In other words, foreign culture as more than just another food to merchandise in an unhealthy version to the masses.

The symbiosis between us and them will exist for a long time. Their population growth is much higher than ours and their economies, for reasons ranging from endemic corruption to underdevelopment, can't support them. Ours can, apparently.

Today the Yahoo home page featured a top story on the origins of the "American classic", the hamburger. Whichever state can lay claim to it, the meat sandwich has A GERMAN NAME, probably reflecting the German immigrant culture it came from. Things always change, and in a hundred years there will a neighborhood in New York or Miami that will claim to have originated the American arepa.

Monday, February 05, 2007

Scared in the USA



I've been having panic attacks lately. I wake up and my first thought is "Are we still here?"

Those mornings, I guess I am hoping that the nightmare we are living is over. With the loss of so much of what I was taught made the U.S. exceptional, things can get much worse before they get better. They did for Chileans and Argentinians in the 1970s, for Venezuelans recently, for South Africans in the 1950s and many other nations and peoples.
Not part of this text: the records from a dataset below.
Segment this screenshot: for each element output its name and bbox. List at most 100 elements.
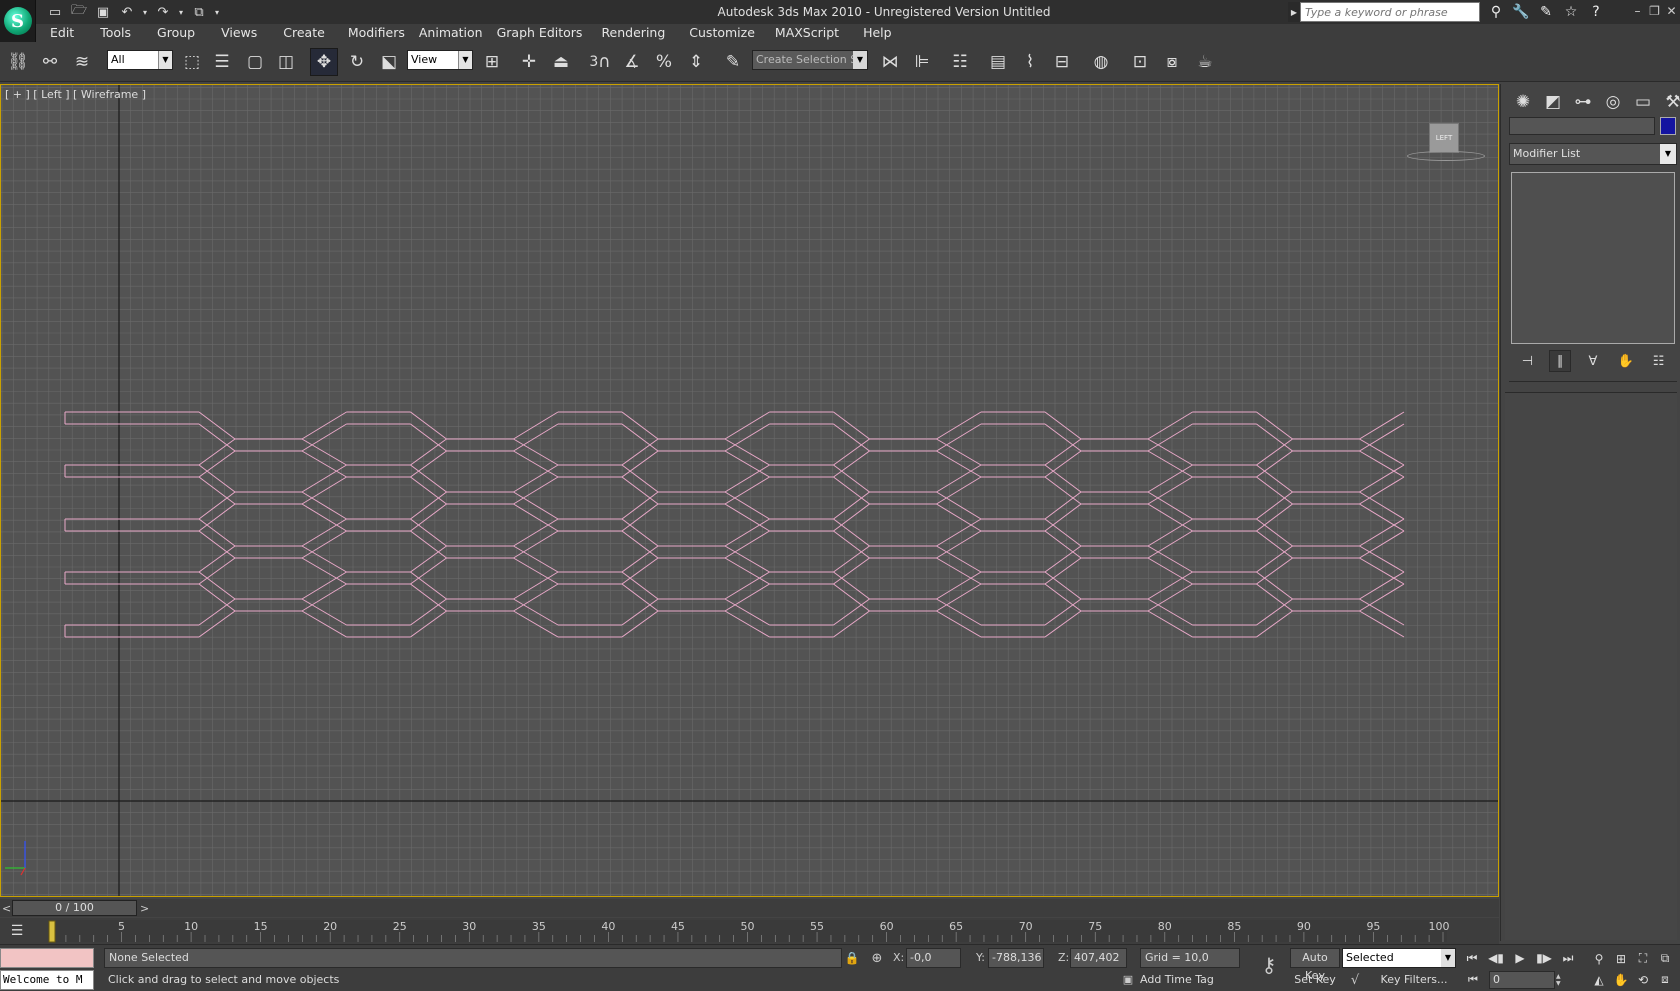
show-end-result-icon[interactable]: ∥ <box>1549 350 1572 372</box>
menu-maxscript[interactable]: MAXScript <box>775 24 839 42</box>
previous-frame-icon[interactable]: ◀▮ <box>1486 949 1506 967</box>
maximize-viewport-icon[interactable]: ⧈ <box>1654 969 1676 990</box>
set-key-button[interactable]: Set Key <box>1290 970 1340 990</box>
menu-modifiers[interactable]: Modifiers <box>348 24 405 42</box>
snaps-toggle-icon[interactable]: 3 ∩ <box>586 48 614 76</box>
schematic-view-icon[interactable]: ⊟ <box>1048 48 1076 76</box>
menu-tools[interactable]: Tools <box>100 24 131 42</box>
percent-snap-icon[interactable]: % <box>650 48 678 76</box>
window-crossing-icon[interactable]: ◫ <box>272 48 300 76</box>
menu-create[interactable]: Create <box>283 24 325 42</box>
maxscript-listener-input[interactable]: Welcome to M <box>0 970 94 990</box>
viewcube[interactable]: LEFT <box>1407 123 1485 167</box>
minimize-icon[interactable]: – <box>1630 2 1645 20</box>
viewcube-ring[interactable] <box>1407 151 1485 161</box>
undo-icon[interactable]: ↶ <box>116 2 138 22</box>
select-and-link-icon[interactable]: ⛓ <box>4 48 32 76</box>
communication-icon[interactable]: ✎ <box>1534 2 1558 22</box>
wireframe-mesh[interactable] <box>64 411 1405 638</box>
remove-modifier-icon[interactable]: ✋ <box>1615 350 1637 372</box>
frame-spinner-icon[interactable]: ▲ ▼ <box>1556 971 1564 989</box>
align-icon[interactable]: ⊫ <box>908 48 936 76</box>
menu-help[interactable]: Help <box>863 24 892 42</box>
time-slider-prev-icon[interactable]: < <box>2 899 12 917</box>
pin-stack-icon[interactable]: ⊣ <box>1516 350 1538 372</box>
select-and-move-icon[interactable]: ✥ <box>310 48 338 76</box>
menu-views[interactable]: Views <box>221 24 257 42</box>
pivot-center-icon[interactable]: ⊞ <box>478 48 506 76</box>
edit-named-selection-icon[interactable]: ✎ <box>719 48 747 76</box>
zoom-icon[interactable]: ⚲ <box>1588 948 1610 969</box>
next-frame-icon[interactable]: ▮▶ <box>1534 949 1554 967</box>
zoom-extents-all-icon[interactable]: ⧉ <box>1654 948 1676 969</box>
modify-tab-icon[interactable]: ◩ <box>1539 89 1567 115</box>
menu-customize[interactable]: Customize <box>689 24 755 42</box>
redo-icon[interactable]: ↷ <box>152 2 174 22</box>
redo-dropdown-icon[interactable]: ▾ <box>176 2 186 22</box>
select-object-icon[interactable]: ⬚ <box>178 48 206 76</box>
project-folder-icon[interactable]: ⧉ <box>188 2 210 22</box>
select-and-scale-icon[interactable]: ⬕ <box>375 48 403 76</box>
spinner-snap-icon[interactable]: ⇕ <box>682 48 710 76</box>
orbit-icon[interactable]: ⟲ <box>1632 969 1654 990</box>
maxscript-listener-output[interactable] <box>0 948 94 968</box>
track-bar[interactable]: 5 10 15 20 25 30 35 40 45 50 55 60 65 70 75 80 85 90 95 100… <box>0 918 1499 944</box>
keyboard-shortcut-override-icon[interactable]: ⏏ <box>547 48 575 76</box>
search-expand-icon[interactable]: ▶ <box>1288 2 1300 22</box>
bind-space-warp-icon[interactable]: ≋ <box>68 48 96 76</box>
render-setup-icon[interactable]: ⊡ <box>1126 48 1154 76</box>
key-mode-toggle-icon[interactable]: ⏮ <box>1463 971 1483 989</box>
rendered-frame-window-icon[interactable]: ⧇ <box>1158 48 1186 76</box>
x-coordinate-field[interactable]: -0,0 <box>906 948 961 968</box>
create-tab-icon[interactable]: ✺ <box>1509 89 1537 115</box>
lock-selection-icon[interactable]: 🔒 <box>843 949 861 967</box>
pan-view-icon[interactable]: ✋ <box>1610 969 1632 990</box>
restore-icon[interactable]: ❐ <box>1647 2 1662 20</box>
set-keys-icon[interactable]: ⚷ <box>1254 953 1284 977</box>
favorites-star-icon[interactable]: ☆ <box>1559 2 1583 22</box>
curve-editor-mini-icon[interactable]: ☰ <box>6 922 28 940</box>
default-in-out-tangent-icon[interactable]: √ <box>1345 970 1365 990</box>
application-button[interactable]: S <box>0 0 36 42</box>
help-icon[interactable]: ? <box>1584 2 1608 22</box>
select-and-rotate-icon[interactable]: ↻ <box>343 48 371 76</box>
key-mode-dropdown[interactable]: Selected ▼ <box>1342 948 1456 968</box>
field-of-view-icon[interactable]: ◭ <box>1588 969 1610 990</box>
rectangular-selection-icon[interactable]: ▢ <box>241 48 269 76</box>
z-coordinate-field[interactable]: 407,402 <box>1070 948 1127 968</box>
render-teapot-icon[interactable]: ☕ <box>1191 48 1219 76</box>
menu-graph-editors[interactable]: Graph Editors <box>497 24 583 42</box>
current-frame-field[interactable]: 0 <box>1489 971 1555 989</box>
time-slider-next-icon[interactable]: > <box>140 899 150 917</box>
reference-coordinate-dropdown[interactable]: View ▼ <box>407 50 473 70</box>
y-coordinate-field[interactable]: -788,136 <box>988 948 1044 968</box>
object-name-field[interactable] <box>1509 117 1655 135</box>
object-color-swatch[interactable] <box>1660 117 1676 135</box>
zoom-all-icon[interactable]: ⊞ <box>1610 948 1632 969</box>
search-input[interactable] <box>1300 2 1480 22</box>
mirror-icon[interactable]: ⋈ <box>876 48 904 76</box>
binoculars-icon[interactable]: ⚲ <box>1484 2 1508 22</box>
go-to-start-icon[interactable]: ⏮ <box>1462 949 1482 967</box>
absolute-mode-icon[interactable]: ⊕ <box>868 949 886 967</box>
make-unique-icon[interactable]: ∀ <box>1582 350 1604 372</box>
open-file-icon[interactable]: 🗁 <box>68 2 90 22</box>
time-tag-icon[interactable]: ▣ <box>1120 971 1136 987</box>
menu-edit[interactable]: Edit <box>50 24 74 42</box>
add-time-tag[interactable]: Add Time Tag <box>1140 971 1214 989</box>
named-selection-dropdown[interactable]: Create Selection Se ▼ <box>752 50 868 70</box>
display-tab-icon[interactable]: ▭ <box>1629 89 1657 115</box>
time-slider-thumb[interactable]: 0 / 100 <box>12 900 137 916</box>
modifier-stack[interactable] <box>1511 172 1675 344</box>
close-icon[interactable]: ✕ <box>1664 2 1679 20</box>
menu-animation[interactable]: Animation <box>419 24 483 42</box>
menu-rendering[interactable]: Rendering <box>601 24 665 42</box>
key-filters-button[interactable]: Key Filters... <box>1372 970 1456 990</box>
viewport-left[interactable]: [ + ] [ Left ] [ Wireframe ] LEFT <box>0 84 1499 897</box>
unlink-selection-icon[interactable]: ⚯ <box>36 48 64 76</box>
qat-dropdown-icon[interactable]: ▾ <box>212 2 222 22</box>
go-to-end-icon[interactable]: ⏭ <box>1558 949 1578 967</box>
material-editor-icon[interactable]: ◍ <box>1087 48 1115 76</box>
viewport-label[interactable]: [ + ] [ Left ] [ Wireframe ] <box>5 88 146 101</box>
play-icon[interactable]: ▶ <box>1510 949 1530 967</box>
How far back do you want to go? We are not so exceptional as to be able to avoid a similar fate if we don't pay attention. The breakdown in New Orleans is an example to me of fraying at the edges, threads in our fabric torn and unraveling.

It is not just the removal of habeas corpus, the spread of warrantless wiretapping and spying on Internet traffic, cronyism that renders our institutions into hollow shells (re: FEMA), the removal of Dept. of Justice lawyers who don't tow the line etcetera etcetera etcetera. Given the thugs running the show, I no longer trust that the truth or the good will out, or that truth is even the objective. So what have I got to depend on for my safety, my privacy, my human rights?

Today Republicans blocked debate -- debate! -- on the Iraq war, an issue literally bleeding us of our hope and security. Sen. Gordon Smith of Iraq, after professing anguish over the situation in Iraq and saying he was at the end of his rope, decided the topic wasn't worth a frank discussion for his constituents to see. We Oregonians should all feel infantilized by him. (Sen. Ron Wyden of Oregon voted for the debate, thank you.)

As James Joyce once said, "History is a dream from which we do not awake." Or something like that.

Smart Car



At last, the Smart car is here. Driving home the other day, I passed the exclusive Oregon dealer and stopped in for a test drive. The convertible is high on my list of desires. However, at a $29,000 tag is is low on my likely-to-buy list.

But the car has an engine as small as a motorcycle and emits little, and goes 60 MPG. So it is a green alternative to most of what is out there.